Earlier this year, a 13-year-old boy hanged himself after reportedly being bullied in school. Coupled with the rise of cyber bullying and sexual assault documented on social media platforms, bullying for children and teens is becoming less about building character and more about sheer survival.
“A common perception is that those who self-harm do this because they are depressed or mentally ill. We found that being bullied, in particular chronically in primary school, directly increases the risk of self-harm,” said study author Dieter Wolke, PhD, a professor of psychology at the University of Warwick in England.
The difference is that self-harm caused by bullying is different from, and not necessarily reliant upon, feelings of depression, though being bullied also increases a child’s risk of developing depression, the study authors wrote.
This means that children who don’t show overt signs of depression but may be self-harming can be missed by parents, teachers, and doctors.
In the United States, 14 to 17 percent of adolescents and young adults self-harm, according to a study published in the Journal of Youth and Adolescence. Self-harm behaviors include cutting or burning the skin and swallowing pills, and they are often used to release tension or communicate stress.
“Self-harm is used to release stress and to feel relief, at least for a short while,” Wolke told Healthline.
What Is Bullying?
In this study, bullying was classified as repeated aggression—at least once a week—that was conducted with the intention of harming another and was sustained over a six-month period, either online or in person.
“Bullying is not normal conflict,” Wolke says. It’s more than an independent fight or a single instance of abuse. “All children exposed to bullying had increased risk, but those bullied over years had the highest risk of using self-harm.”
Even the President is taking action to show Americans that bullying can have serious ramifications.
“If there’s one goal of this conference, it’s to dispel the myth that bullying is just a harmless rite of passage or an inevitable part of growing up,” President Obama said at a 2011 White House conference. “It’s not.”
In Wolke’s study, 4,810 children from the Avon Longitudinal Study of Parents and Children (ALSPAC) in the United Kingdom answered a self-harm questionnaire at the age of 16 or 17. Researchers compared those answers with childhood bullying reports from children, parents, and teachers collected at ages 8 and 10.
Nearly 19 percent of participants reported self-harming at any point, and 16.5 percent reported repeatedly self-harming. Sixty-six percent of those who self-harmed reported being the victims of bullying. Wolke and his team theorize that if bullying hadn’t occurred, 20 percent of the self-harm cases could have been prevented.
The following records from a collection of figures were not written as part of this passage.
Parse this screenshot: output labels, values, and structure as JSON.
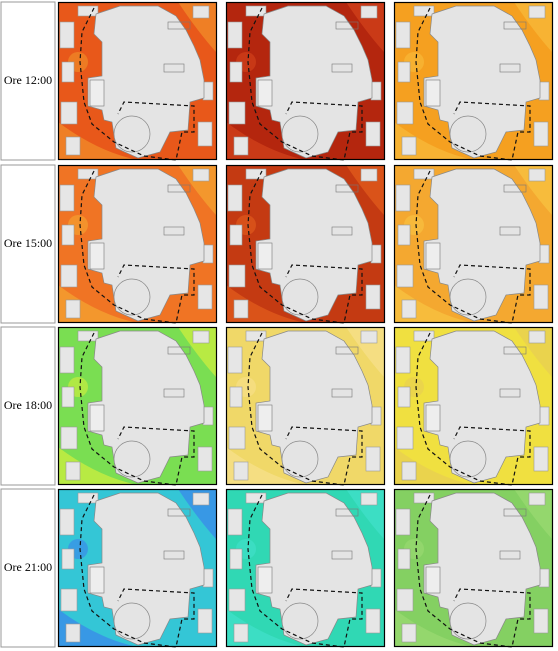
{
  "rows": [
    {
      "label": "Ore 12:00"
    },
    {
      "label": "Ore 15:00"
    },
    {
      "label": "Ore 18:00"
    },
    {
      "label": "Ore 21:00"
    }
  ]
}
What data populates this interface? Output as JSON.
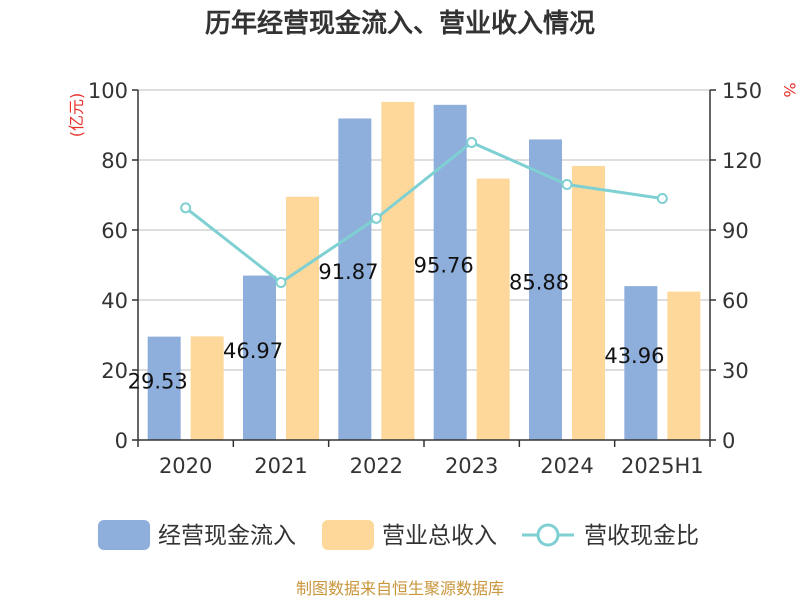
{
  "title": "历年经营现金流入、营业收入情况",
  "source": "制图数据来自恒生聚源数据库",
  "colors": {
    "cash": "#8eaedb",
    "revenue": "#fdd89a",
    "ratio": "#7fd0d3",
    "axis": "#333333",
    "unit": "#e8322b"
  },
  "chart_data": {
    "type": "bar",
    "title": "历年经营现金流入、营业收入情况",
    "categories": [
      "2020",
      "2021",
      "2022",
      "2023",
      "2024",
      "2025H1"
    ],
    "y_left": {
      "unit": "(亿元)",
      "ylim": [
        0,
        100
      ],
      "ticks": [
        "0",
        "20",
        "40",
        "60",
        "80",
        "100"
      ]
    },
    "y_right": {
      "unit": "%",
      "ylim": [
        0,
        150
      ],
      "ticks": [
        "0",
        "30",
        "60",
        "90",
        "120",
        "150"
      ]
    },
    "grid": true,
    "legend_position": "bottom",
    "series": [
      {
        "name": "经营现金流入",
        "type": "bar",
        "axis": "left",
        "values": [
          29.53,
          46.97,
          91.87,
          95.76,
          85.88,
          43.96
        ],
        "labels": [
          "29.53(",
          "46.97",
          "91.87(",
          "95.76(",
          "85.88(",
          "43.96("
        ]
      },
      {
        "name": "营业总收入",
        "type": "bar",
        "axis": "left",
        "values": [
          29.6,
          69.5,
          96.6,
          74.7,
          78.3,
          42.4
        ]
      },
      {
        "name": "营收现金比",
        "type": "line",
        "axis": "right",
        "values": [
          99.5,
          67.5,
          95.0,
          127.5,
          109.5,
          103.5
        ]
      }
    ]
  }
}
“We show that [bullying] has serious consequences years later and should not further be belittled or ignored,” Wolke said.
Bullying often goes unnoticed, and as many as 40 percent of children believe neither their teachers nor their parents can do anything to help.
“It is also shameful or seen as a failure by the children—disclosing makes them feel even more worthless,” Wolke said. “Disclosure is the first step to help and children need an atmosphere at school, home, or towards others to be able to talk about it. Talking through potential ways of dealing and coping is a first step toward avoid long-term adverse effects.”